Legacy weapons are also so easy to implement. Just up the enhancement bonus every 5 levels. Can also be done with quite a few items (though some scale per tier, that is every 10 levels).
 

hi rat :)

have a trapdoor in the ceiling above them open, dumping a fortune in coins on their heads, crushing and killing them. :cool:

messy
 

Well I'm a tight fisted GM. Am running a 3.5 campaign in which the 14th level PCs mostly have +1 weapons, couple of +2 weapons and 1 really nice Black Dragon Slaying Long spear. They made the spear themselves. It cost nearly all of the gold reserves of 2 of the PCs and they already had most of the needed material items. Some of them have some nice armour (made from same Black Dragon) but half of them have really low AC, 18-21 range. And as for fancy-shmancy stuff: huh, please.

That's my credentials as a tight fisted GM. Just so as you know where I'm coming from.

Thing is, too many powerful items (like a lot of spells) make the PCS crazy-super-hero-powerful. And it sounds like you don't want that. So don't go there.

Yes, a low supply of magic items means certain critters become really difficult and tough for the group to take on head to head. Well, that's good. It might make them stop and think and use tactics or (god forbid) non-violent solutions. A couple of good items in the group is fine (use any one of the many excellent suggestions above as to how to deliver them to the PCs) and are all that much cooler for being rare.

If you run lots of published adventures then this can become a problem, as you'll need to do more work to make them playable for your PCs. But if you don't mind that or already run more of your own homebrew then this isn't a worry.

So, what I'm suggesting is: don't change. You're doing fine.
 

Also there are profits that do not affect game balance at all.
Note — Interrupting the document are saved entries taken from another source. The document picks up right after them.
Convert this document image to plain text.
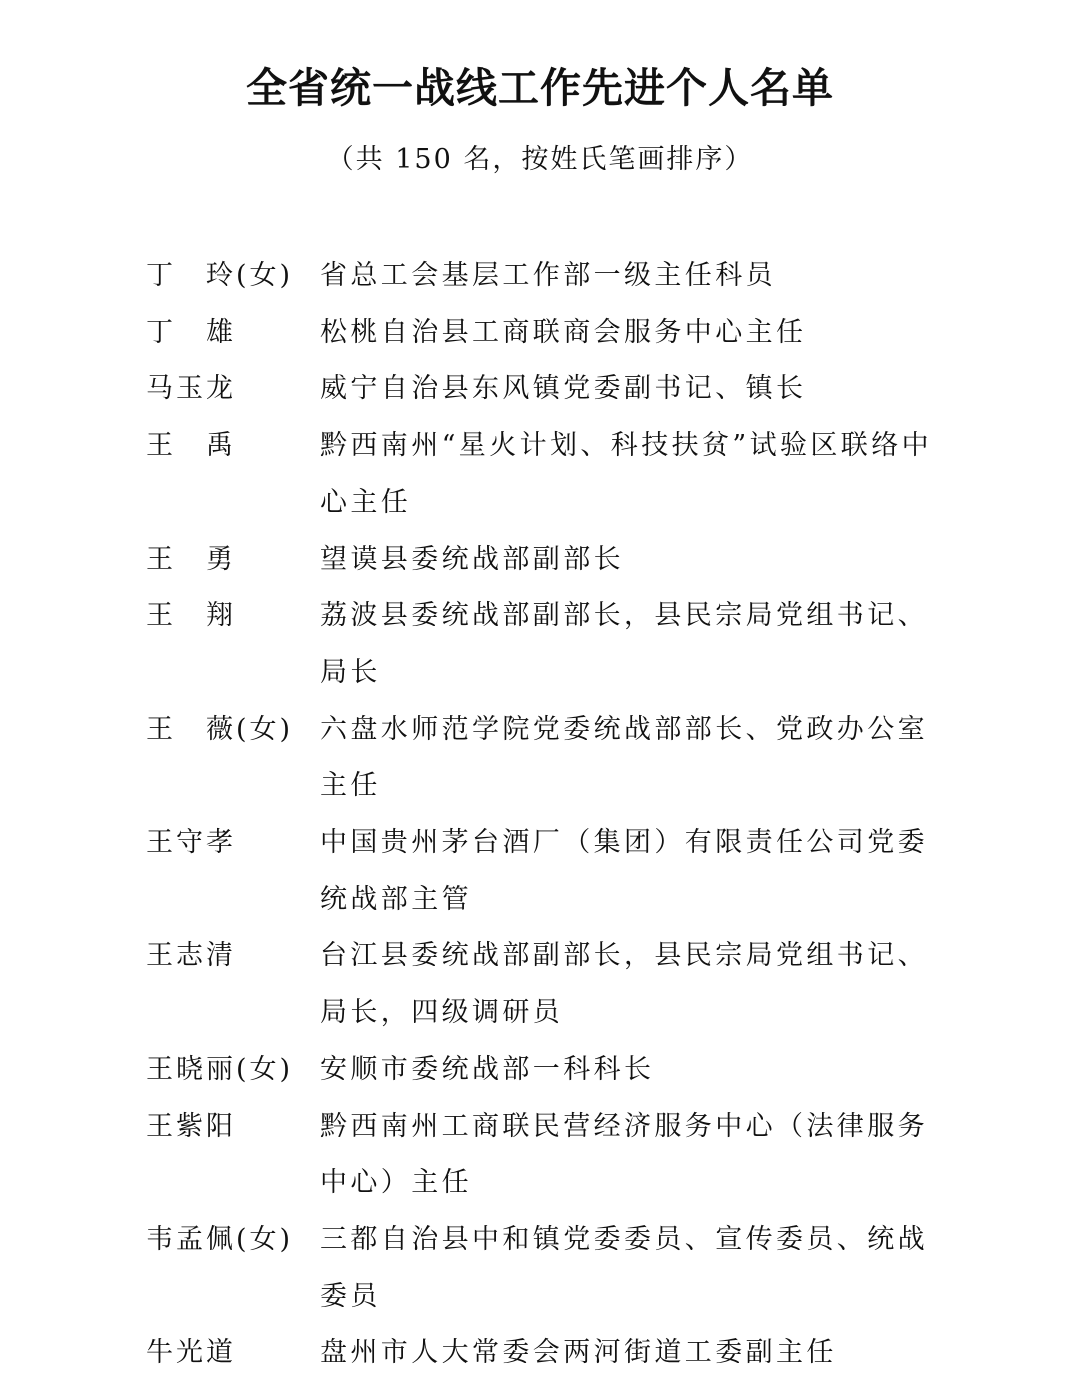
全省统一战线工作先进个人名单
（共 150 名，按姓氏笔画排序）
丁　玲(女) 省总工会基层工作部一级主任科员
丁　雄	松桃自治县工商联商会服务中心主任
马玉龙	威宁自治县东风镇党委副书记、镇长
王　禹	黔西南州“星火计划、科技扶贫”试验区联络中心主任
王　勇	望谟县委统战部副部长
王　翔	荔波县委统战部副部长，县民宗局党组书记、局长
王　薇(女) 六盘水师范学院党委统战部部长、党政办公室主任
王守孝	中国贵州茅台酒厂（集团）有限责任公司党委统战部主管
王志清	台江县委统战部副部长，县民宗局党组书记、局长，四级调研员
王晓丽(女) 安顺市委统战部一科科长
王紫阳	黔西南州工商联民营经济服务中心（法律服务中心）主任
韦孟佩(女) 三都自治县中和镇党委委员、宣传委员、统战委员
牛光道	盘州市人大常委会两河街道工委副主任
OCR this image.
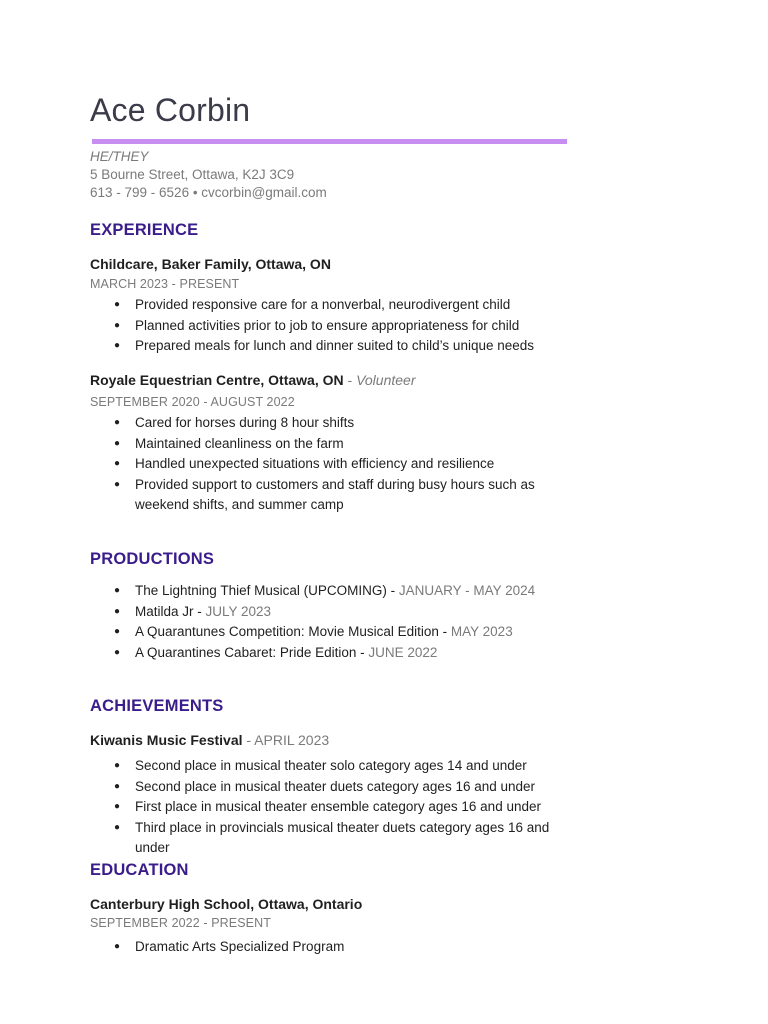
Ace Corbin
HE/THEY
5 Bourne Street, Ottawa, K2J 3C9
613 - 799 - 6526 • cvcorbin@gmail.com
EXPERIENCE
Childcare, Baker Family, Ottawa, ON
MARCH 2023 - PRESENT
● Provided responsive care for a nonverbal, neurodivergent child
● Planned activities prior to job to ensure appropriateness for child
● Prepared meals for lunch and dinner suited to child’s unique needs
Royale Equestrian Centre, Ottawa, ON - Volunteer
SEPTEMBER 2020 - AUGUST 2022
● Cared for horses during 8 hour shifts
● Maintained cleanliness on the farm
● Handled unexpected situations with efficiency and resilience
● Provided support to customers and staff during busy hours such as weekend shifts, and summer camp
PRODUCTIONS
● The Lightning Thief Musical (UPCOMING) - JANUARY - MAY 2024
● Matilda Jr - JULY 2023
● A Quarantunes Competition: Movie Musical Edition - MAY 2023
● A Quarantines Cabaret: Pride Edition - JUNE 2022
ACHIEVEMENTS
Kiwanis Music Festival - APRIL 2023
● Second place in musical theater solo category ages 14 and under
● Second place in musical theater duets category ages 16 and under
● First place in musical theater ensemble category ages 16 and under
● Third place in provincials musical theater duets category ages 16 and under
EDUCATION
Canterbury High School, Ottawa, Ontario
SEPTEMBER 2022 - PRESENT
● Dramatic Arts Specialized Program
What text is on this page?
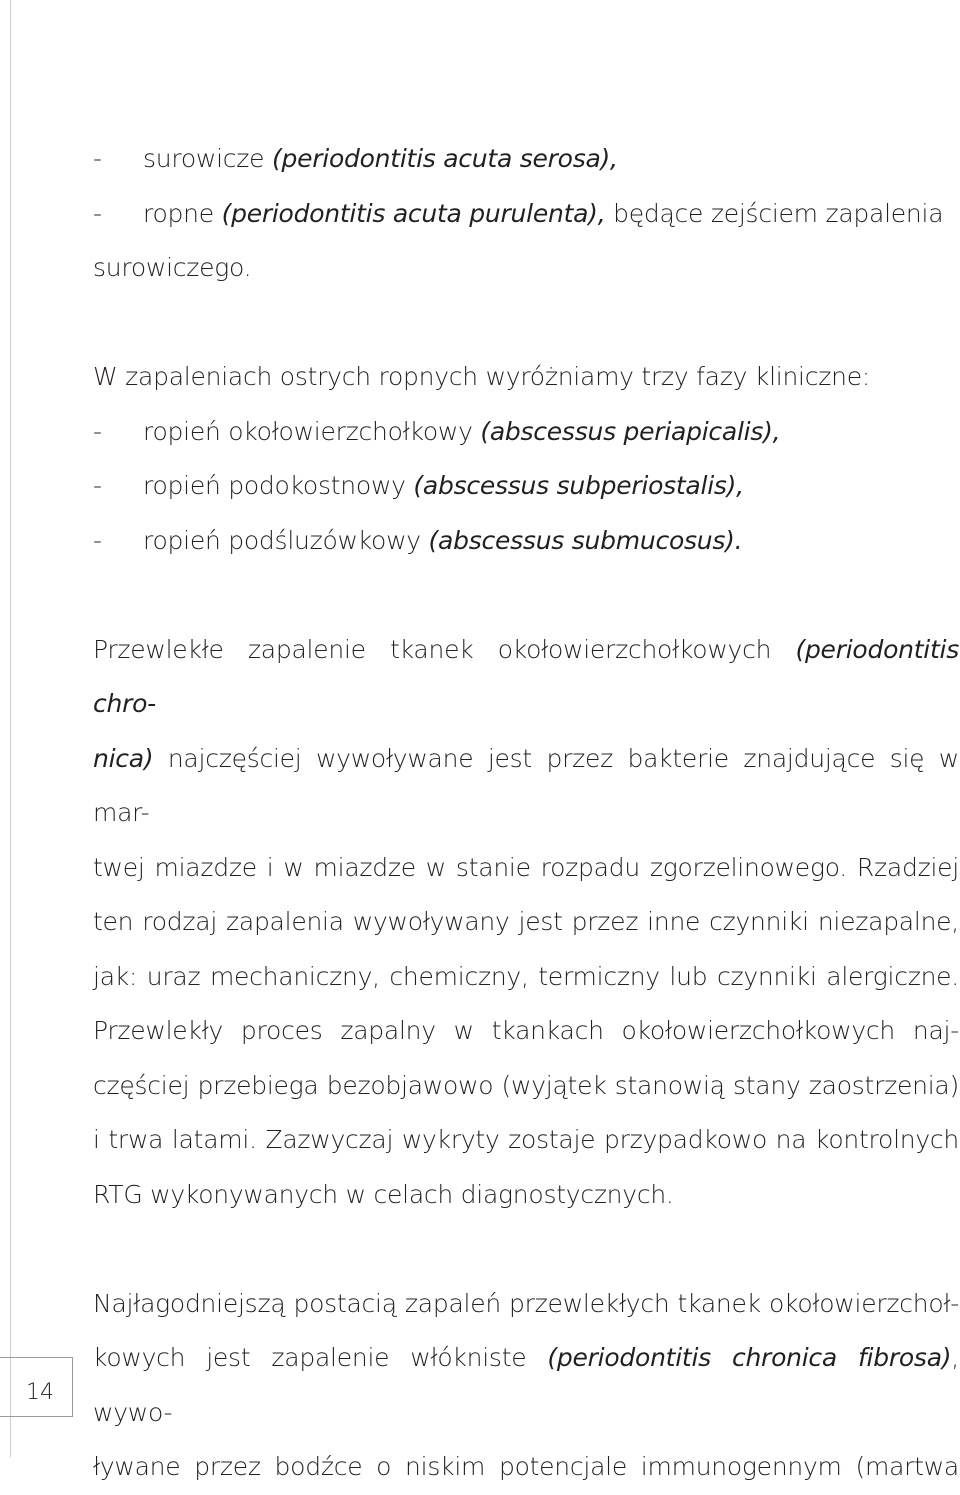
- surowicze (periodontitis acuta serosa),
- ropne (periodontitis acuta purulenta), będące zejściem zapalenia
surowiczego.
W zapaleniach ostrych ropnych wyróżniamy trzy fazy kliniczne:
- ropień okołowierzchołkowy (abscessus periapicalis),
- ropień podokostnowy (abscessus subperiostalis),
- ropień podśluzówkowy (abscessus submucosus).
Przewlekłe zapalenie tkanek okołowierzchołkowych (periodontitis chro-
nica) najczęściej wywoływane jest przez bakterie znajdujące się w mar-
twej miazdze i w miazdze w stanie rozpadu zgorzelinowego. Rzadziej
ten rodzaj zapalenia wywoływany jest przez inne czynniki niezapalne,
jak: uraz mechaniczny, chemiczny, termiczny lub czynniki alergiczne.
Przewlekły proces zapalny w tkankach okołowierzchołkowych naj-
częściej przebiega bezobjawowo (wyjątek stanowią stany zaostrzenia)
i trwa latami. Zazwyczaj wykryty zostaje przypadkowo na kontrolnych
RTG wykonywanych w celach diagnostycznych.
Najłagodniejszą postacią zapaleń przewlekłych tkanek okołowierzchoł-
kowych jest zapalenie włókniste (periodontitis chronica fibrosa), wywo-
ływane przez bodźce o niskim potencjale immunogennym (martwa
14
The deed to a castle might be an amazing reward, but it will not give your players any benefit in-combat.

Ofc you can always go with what I plan for my next campaign. There is no standardized way to make magic items; there are many different ways to do so and all require rare ingredients you cannot simply buy. Separating gold from magic items completely allows you to actually have gargantuan dragon hordes where a dragon can actually sleep in a bed of gold without completely overpowering your player's gear.

It's Hell on the exchange rate, though.
 

Supply of magic items and their effect on PC power is a completely different creature in 4E tbh. A couple of items in AV are scary for sure, but it is a lot harder to get an OP character just because of cool magic items (the only thing from official books I was forced to houserule out till now was the double weapons, and I'm sure they will eventually errata at least the sword).

I suggest you make sure the players don't fall behind the -1/+1 from what is expected at least on weapons.